INSERT INTO employee VALUES (1, "Adams", "Agatha", "123 456 789", "2023-06-01", NULL, NULL);
INSERT INTO employee VALUES (2, "Smith", "John", "243 567 890", "2023-06-08", NULL, NULL);

And finally, to cre­ate the in­stances of ob­jects being the result of up­dating and amen­ding da­ta, try the follo­wing sta­te­ments:

UPDATE employee SET VALID_TO="2023-06-20" WHERE PERSON_ID=1 AND VALID_TO IS NULL;
INSERT INTO employee VALUES (1, "Adams", "Agatha", "987 654 3217", "2023-06-20", NULL, NULL);

UPDATE employee SET CORRECTED_ON="2023-06-01" WHERE PERSON_ID=2 AND CORRECTED_ON IS NULL;
INSERT INTO employee VALUES (2, "Smith", "John", "234 567 890", "2023-06-08", NULL, NULL);

Could we do it better?

There is certainly a group of people smi­ling when reading this article. They are the prac­ti­tio­ners of the Event Sourcing tech­ni­que, and they do not need to cre­ate such com­plex data­base sche­mas and queries to achieve com­ple­te au­di­ta­bi­li­ty. Event sour­cing in­he­rent­ly pro­vides such capa­bi­li­ties, as events ac­cu­mu­la­ted in the event log re­pre­sent every chan­ge and cor­rec­tion made in the past.

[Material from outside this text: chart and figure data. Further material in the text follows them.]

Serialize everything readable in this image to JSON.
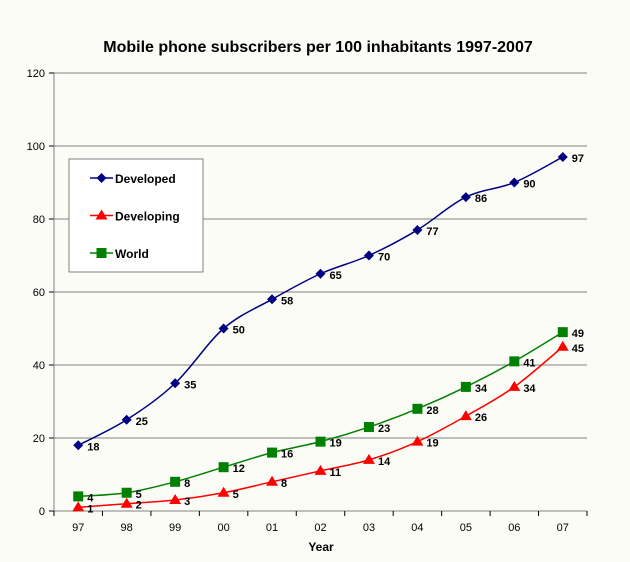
{
  "chart_data": {
    "type": "line",
    "title": "Mobile phone subscribers per 100 inhabitants 1997-2007",
    "xlabel": "Year",
    "ylabel": "",
    "categories": [
      "97",
      "98",
      "99",
      "00",
      "01",
      "02",
      "03",
      "04",
      "05",
      "06",
      "07"
    ],
    "ylim": [
      0,
      120
    ],
    "yticks": [
      0,
      20,
      40,
      60,
      80,
      100,
      120
    ],
    "grid": true,
    "legend": "top-left",
    "series": [
      {
        "name": "Developed",
        "color": "#000080",
        "marker": "diamond",
        "values": [
          18,
          25,
          35,
          50,
          58,
          65,
          70,
          77,
          86,
          90,
          97
        ]
      },
      {
        "name": "Developing",
        "color": "#ff0000",
        "marker": "triangle",
        "values": [
          1,
          2,
          3,
          5,
          8,
          11,
          14,
          19,
          26,
          34,
          45
        ]
      },
      {
        "name": "World",
        "color": "#008000",
        "marker": "square",
        "values": [
          4,
          5,
          8,
          12,
          16,
          19,
          23,
          28,
          34,
          41,
          49
        ]
      }
    ]
  }
}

But not every appli­ca­tion needs event sour­cing. This tech­ni­que is hard to get right and needs skil­led hands to pro­per­ly im­ple­ment it. And yet, if sen­sible per­for­mance levels are to be achieved, some ag­gre­ga­tes may need re­la­tio­nal snap­shots sto­red in the data­base. And if these ag­gre­ga­tes need to be que­ried for past state, the snap­shots may need to follow the pattern pre­sen­ted above.

In many cases, a good im­ple­men­tation of do­main driven de­sign, with the data­base per­sis­ting ag­gre­ga­tes, entities and va­lue ob­jects di­rect­ly in a re­la­tio­nal form, is good enough. And if your do­main re­quires you to store in­for­ma­tion about all past changes to da­ta, I hope you find my gui­de help­ful.